Let’s consider an example.
Consider a Type Employee defined in some assembly X. Employee instance is used in an assembly Y. As a developer your task is to load the assembly and get the extra information about members, properties, methods and so on. You also want to invoke some methods on an instance of Type employee.

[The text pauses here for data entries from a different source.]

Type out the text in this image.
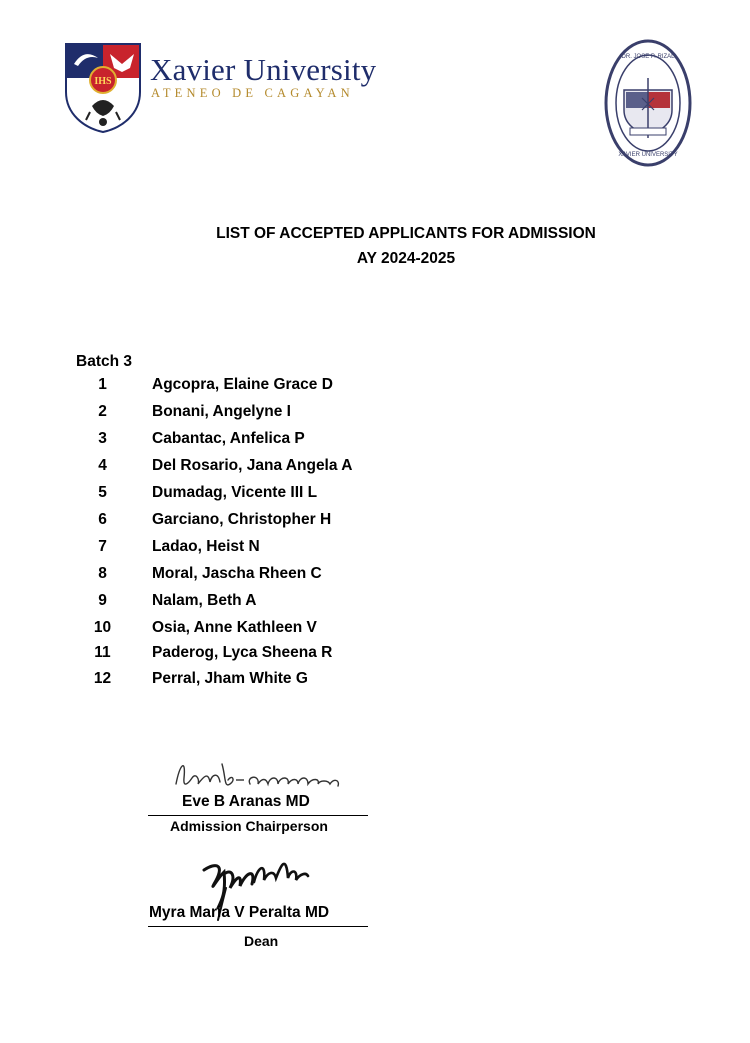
IHS Xavier University
ATENEO DE CAGAYAN
DR. JOSE P. RIZAL
XAVIER UNIVERSITY
LIST OF ACCEPTED APPLICANTS FOR ADMISSION
AY 2024-2025
Batch 3
1	Agcopra, Elaine Grace D
2	Bonani, Angelyne I
3	Cabantac, Anfelica P
4	Del Rosario, Jana Angela A
5	Dumadag, Vicente III L
6	Garciano, Christopher H
7	Ladao, Heist N
8	Moral, Jascha Rheen C
9	Nalam, Beth A
10	Osia, Anne Kathleen V
11	Paderog, Lyca Sheena R
12	Perral, Jham White G
Eve B Aranas MD
Admission Chairperson
Myra Maria V Peralta MD
Dean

In order to achieve the required behavior, ,typeof and GetType() methods may help you in achieving your intended functionality.
typeof keyword takes the Type itself as an argument and returns the underline Type of the argument whereas GetType() can only be invoked on the instance of the type.
typeof
System.Type t1= typeof(Employee); // Employee is a Type
GetType()
Employee employee= new Employee();
System.Type t2= employee.GetType(); // employee is an instance of the type Employee.
Both of examples create an instance of a type class for the Employee type. After you have a reference to the type, you can extract extra information from them as shown below.
- Console.WriteLine("AssmeblyQualifiedName: {0}", t1.AssemblyQualifiedName);
- Console.WriteLine("FullName: {0}", t1.FullName);
- Console.WriteLine("IsValueType: {0}", t1.IsValueType);
- Console.WriteLine("Name: {0}", t1.Name);
- Console.WriteLine("Namespace: {0}", t1.Namespace);
Output:
If you want to execute a method call on an instance, use reflection to load assembly first and retrieve methods info and execute method invocation.